Опять неслышно приблизился Тиша. В одной руке холопа – нарядный кафтан с серебряными пуговицами, в другой – белая холщовая рубаха. Даниил молча указал на рубаху, давая понять, что оденется по-домашнему. Сапоги Тиша уже сам подал кожаные, а не нарядные сафьяновые.
Ни комнатный холоп, ни телохранители в каморке перед ложницей, ни сотник Шемяка Горюн, провожавший князя в посольскую горницу, не заметили на лице Даниила Александровича и тени беспокойства. Безмятежным казался князь, буднично-строгим.
А между тем князя переполняло нетерпеливое ожидание, готовое выплеснуться наружу и сдерживаемое только усилием воли да давней привычкой не показывать людям ни радости, ни печали.
Князь Даниил Александрович догадывался, зачем приехал переяславский боярин, и спешил убедиться в справедливости своей догадки, ибо с этим было связано многое, очень многое...

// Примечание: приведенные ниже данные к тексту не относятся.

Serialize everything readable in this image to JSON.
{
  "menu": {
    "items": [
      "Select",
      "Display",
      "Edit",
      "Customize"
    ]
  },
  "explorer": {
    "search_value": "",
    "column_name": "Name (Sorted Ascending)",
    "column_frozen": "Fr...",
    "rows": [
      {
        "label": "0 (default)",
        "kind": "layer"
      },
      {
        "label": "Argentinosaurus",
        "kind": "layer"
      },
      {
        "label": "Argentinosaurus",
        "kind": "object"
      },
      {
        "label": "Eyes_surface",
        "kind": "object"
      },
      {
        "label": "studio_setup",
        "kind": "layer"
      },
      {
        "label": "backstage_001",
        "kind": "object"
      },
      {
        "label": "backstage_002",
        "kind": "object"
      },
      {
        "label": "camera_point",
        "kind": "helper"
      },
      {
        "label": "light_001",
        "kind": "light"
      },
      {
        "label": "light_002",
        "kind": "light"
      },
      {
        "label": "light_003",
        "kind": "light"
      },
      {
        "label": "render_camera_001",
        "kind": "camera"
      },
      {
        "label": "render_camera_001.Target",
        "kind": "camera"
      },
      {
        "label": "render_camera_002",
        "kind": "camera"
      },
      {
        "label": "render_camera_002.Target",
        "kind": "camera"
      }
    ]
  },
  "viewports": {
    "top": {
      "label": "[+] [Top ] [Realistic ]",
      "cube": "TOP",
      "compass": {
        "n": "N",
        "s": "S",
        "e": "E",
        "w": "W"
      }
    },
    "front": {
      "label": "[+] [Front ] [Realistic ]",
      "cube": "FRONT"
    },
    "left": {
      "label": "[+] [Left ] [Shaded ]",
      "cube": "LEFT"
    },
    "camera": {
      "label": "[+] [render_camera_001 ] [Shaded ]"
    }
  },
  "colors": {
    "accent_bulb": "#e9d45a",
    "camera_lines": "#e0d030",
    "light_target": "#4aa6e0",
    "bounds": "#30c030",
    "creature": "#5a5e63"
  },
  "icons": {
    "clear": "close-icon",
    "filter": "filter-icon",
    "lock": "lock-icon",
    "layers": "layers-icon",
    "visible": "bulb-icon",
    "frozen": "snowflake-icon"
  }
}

Давно уже отгорел у князя Даниила гнев на упрямое противление боярина Антония, кото рое тот показал при встрече на речке Сходне. Да и сам Антоний изменился. Понял все-таки честолюбивый боярин, что напрасно связывал с князем Иваном свои надежды. Не по плечу оказались молодому переяславскому князю великие дела. Истинным и единственным наследником Александра Невского стал Даниил Московский, его младший сын! Понял это Антоний и потянулся к младшему Александровичу неугомонным сердцем своим, не смирившимся с сонным покоем удельного бытия. Твердо принял боярин Антоний сторону московского князя, начал служить ему не льстивым словом, но делом и, оставаясь жить в Переяславле, быстро превратился в одного из самых близких и необходимых Даниилу людей.
Не на Переяславле, а на Москве замыкались теперь тайные тропы доверенных людей боярина Антония, предусмотрительно рассаженных им по разным городам и княжествам. Эти тропы привели ко двору Даниила Александровича новгородского купца Акима, костромского боярина Лавра Жидяту, можайского вотчинника Михаила Бичевина и иных многих, для московского князя полезных людей.

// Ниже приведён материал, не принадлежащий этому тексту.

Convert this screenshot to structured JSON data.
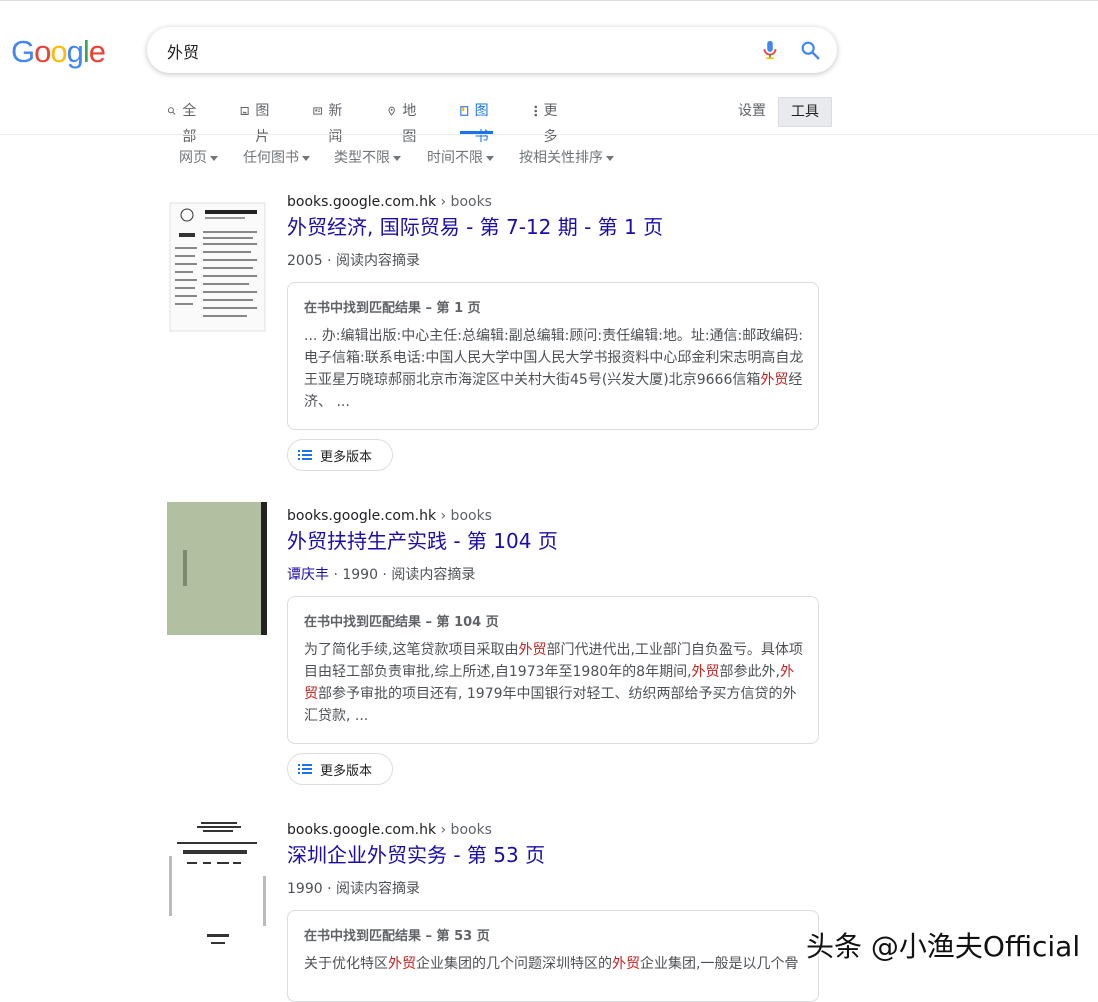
{
  "logo": {
    "letters": [
      "G",
      "o",
      "o",
      "g",
      "l",
      "e"
    ],
    "colors": [
      "#4285f4",
      "#ea4335",
      "#fbbc05",
      "#4285f4",
      "#34a853",
      "#ea4335"
    ]
  },
  "search": {
    "query": "外贸"
  },
  "tabs": [
    {
      "label": "全部",
      "icon": "search-icon"
    },
    {
      "label": "图片",
      "icon": "image-icon"
    },
    {
      "label": "新闻",
      "icon": "news-icon"
    },
    {
      "label": "地图",
      "icon": "map-pin-icon"
    },
    {
      "label": "图书",
      "icon": "book-icon",
      "active": true
    },
    {
      "label": "更多",
      "icon": "more-vert-icon"
    }
  ],
  "settings_label": "设置",
  "tools_label": "工具",
  "filters": [
    "网页",
    "任何图书",
    "类型不限",
    "时间不限",
    "按相关性排序"
  ],
  "results": [
    {
      "cite_domain": "books.google.com.hk",
      "cite_path": " › books",
      "title": "外贸经济, 国际贸易 - 第 7-12 期 - 第 1 页",
      "meta_author": "",
      "meta_rest": "2005 · 阅读内容摘录",
      "snippet_head": "在书中找到匹配结果 – 第 1 页",
      "snippet_parts": [
        {
          "t": "... 办:编辑出版:中心主任:总编辑:副总编辑:顾问:责任编辑:地。址:通信:邮政编码:电子信箱:联系电话:中国人民大学中国人民大学书报资料中心邱金利宋志明高自龙王亚星万晓琼郝丽北京市海淀区中关村大街45号(兴发大厦)北京9666信箱"
        },
        {
          "t": "外贸",
          "hl": true
        },
        {
          "t": "经济、 ..."
        }
      ],
      "more_label": "更多版本"
    },
    {
      "cite_domain": "books.google.com.hk",
      "cite_path": " › books",
      "title": "外贸扶持生产实践 - 第 104 页",
      "meta_author": "谭庆丰",
      "meta_rest": " · 1990 · 阅读内容摘录",
      "snippet_head": "在书中找到匹配结果 – 第 104 页",
      "snippet_parts": [
        {
          "t": "为了简化手续,这笔贷款项目采取由"
        },
        {
          "t": "外贸",
          "hl": true
        },
        {
          "t": "部门代进代出,工业部门自负盈亏。具体项目由轻工部负责审批,综上所述,自1973年至1980年的8年期间,"
        },
        {
          "t": "外贸",
          "hl": true
        },
        {
          "t": "部参此外,"
        },
        {
          "t": "外贸",
          "hl": true
        },
        {
          "t": "部参予审批的项目还有, 1979年中国银行对轻工、纺织两部给予买方信贷的外汇贷款, ..."
        }
      ],
      "more_label": "更多版本"
    },
    {
      "cite_domain": "books.google.com.hk",
      "cite_path": " › books",
      "title": "深圳企业外贸实务 - 第 53 页",
      "meta_author": "",
      "meta_rest": "1990 · 阅读内容摘录",
      "snippet_head": "在书中找到匹配结果 – 第 53 页",
      "snippet_parts": [
        {
          "t": "关于优化特区"
        },
        {
          "t": "外贸",
          "hl": true
        },
        {
          "t": "企业集团的几个问题深圳特区的"
        },
        {
          "t": "外贸",
          "hl": true
        },
        {
          "t": "企业集团,一般是以几个骨"
        }
      ],
      "more_label": ""
    }
  ],
  "watermark": "头条 @小渔夫Official"
}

И сам боярин Антоний часто приезжал в Москву.
Каждый его приезд подсказывал Даниилу Александровичу новый, неожиданный поворот в сложном переплетении межкняжеских отношений. Превратившись волей судьбы из великокняжеского советчика в боярина неприметного удельного владетеля, Антоний продолжал мыслить широко, охватывая взглядом своим всю Русь.

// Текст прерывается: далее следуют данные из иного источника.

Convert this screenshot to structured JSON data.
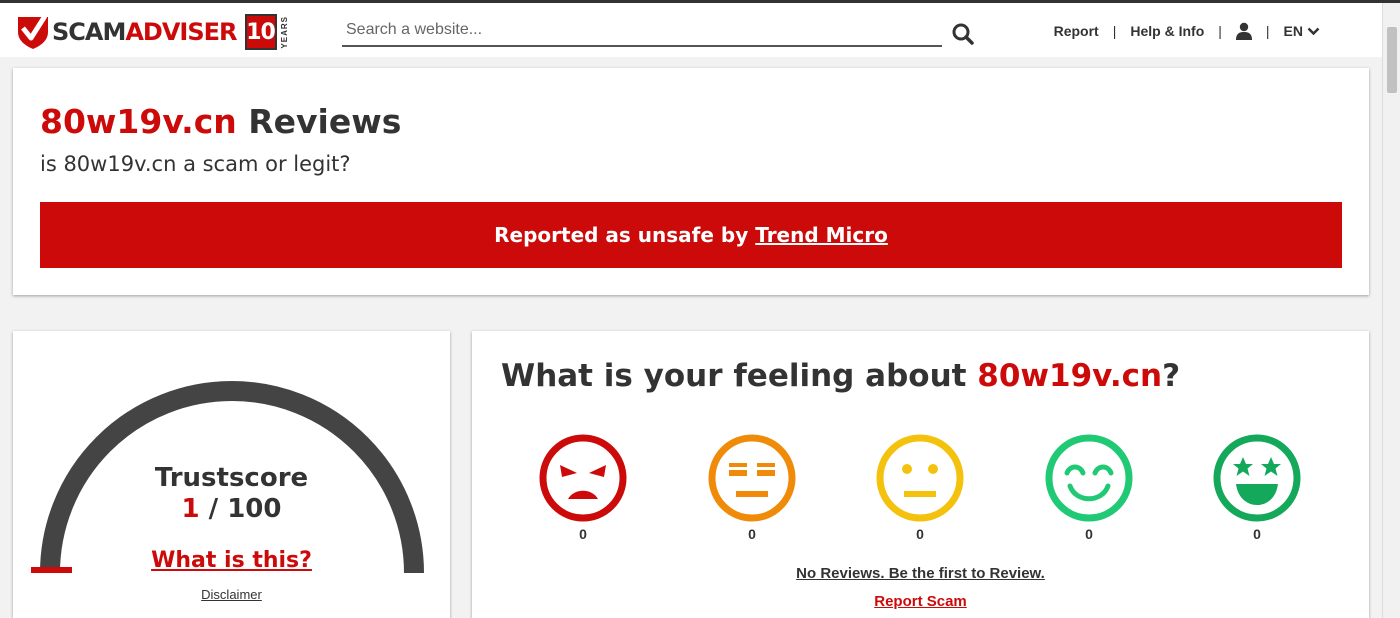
{
  "header": {
    "logo": {
      "scam": "SCAM",
      "adviser": "ADVISER",
      "badge": "10",
      "years": "YEARS"
    },
    "search": {
      "placeholder": "Search a website..."
    },
    "nav": {
      "report": "Report",
      "help": "Help & Info",
      "sep": "|",
      "lang": "EN"
    }
  },
  "main": {
    "domain": "80w19v.cn",
    "title_suffix": " Reviews",
    "subtitle": "is 80w19v.cn a scam or legit?",
    "alert": {
      "text": "Reported as unsafe by",
      "link": "Trend Micro"
    }
  },
  "trust": {
    "label": "Trustscore",
    "score": "1",
    "max": " / 100",
    "score_value": 1,
    "score_max": 100,
    "what_link": "What is this?",
    "disclaimer": "Disclaimer"
  },
  "feeling": {
    "title_prefix": "What is your feeling about ",
    "domain": "80w19v.cn",
    "title_suffix": "?",
    "emojis": [
      {
        "name": "angry",
        "color": "#cc0a0a",
        "count": "0"
      },
      {
        "name": "annoyed",
        "color": "#f08b0a",
        "count": "0"
      },
      {
        "name": "neutral",
        "color": "#f4c20d",
        "count": "0"
      },
      {
        "name": "happy",
        "color": "#20c974",
        "count": "0"
      },
      {
        "name": "star-eyes",
        "color": "#14a85a",
        "count": "0"
      }
    ],
    "no_reviews": "No Reviews. Be the first to Review.",
    "report_scam": "Report Scam"
  },
  "colors": {
    "brand_red": "#cc0a0a",
    "dark": "#333333",
    "gauge": "#444444"
  }
}
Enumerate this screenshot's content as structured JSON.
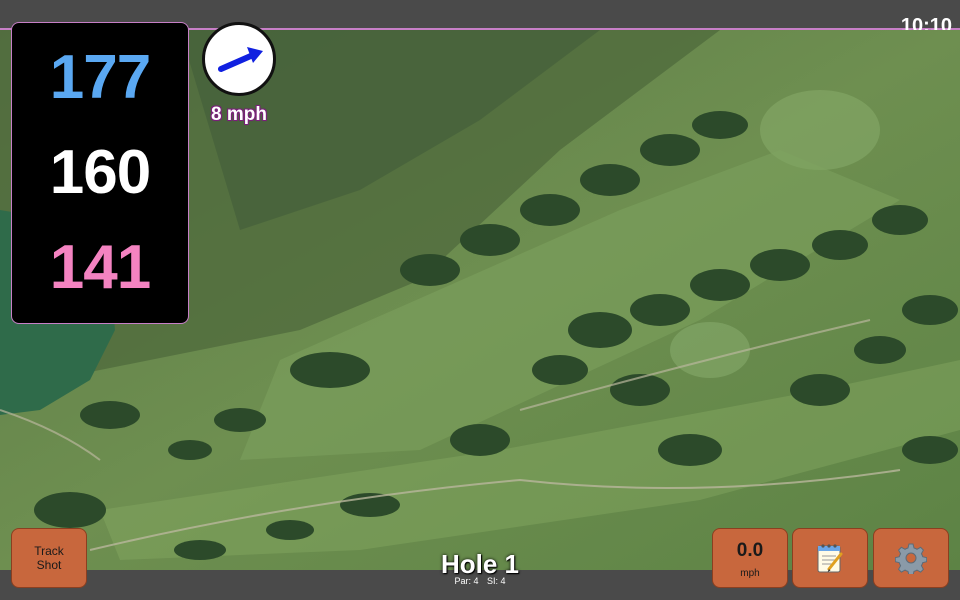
{
  "status": {
    "time": "10:10"
  },
  "distances": {
    "back": "177",
    "middle": "160",
    "front": "141"
  },
  "wind": {
    "speed_label": "8 mph",
    "direction_icon": "arrow-right-up-icon",
    "arrow_color": "#1020e0"
  },
  "buttons": {
    "track_shot_line1": "Track",
    "track_shot_line2": "Shot",
    "speed_value": "0.0",
    "speed_unit": "mph",
    "notes_icon": "notepad-icon",
    "settings_icon": "gear-icon"
  },
  "hole": {
    "title": "Hole 1",
    "par": "Par: 4",
    "si": "SI: 4"
  },
  "colors": {
    "panel_border": "#c77fc7",
    "back_distance": "#5aa8f2",
    "middle_distance": "#ffffff",
    "front_distance": "#f483c1",
    "button_bg": "#c8673d",
    "bar_bg": "#4a4a4a"
  }
}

Беседы Даниила Александровича и боярина Антония шли на равных, и трудно было понять, кто кого ведет за собой: боярин ли превратил князя в исполнителя своих дерзких замыслов, князь ли сумел поставить изощренный ум и опыт боярина на службу Московскому княжеству. Да и важно ли было, кто кого опережал в мыслях, направленных к общей цели? Главное, сошлись воедино устремления двух незаурядных людей, и единение это было плодотворным...
В глубокой тайне они обговаривали, как передать в руки Даниила отчину бездетного князя Ивана – Переяславское княжество.
Свершить это было непросто, совсем непросто!
О том, что болезненному Ивану Переяславскому жить оставалось недолго, знали все. Сильные князья готовились вступить в спор за выморочное Переяславское княжество, и у каждого были в этом споре свои козырные карты.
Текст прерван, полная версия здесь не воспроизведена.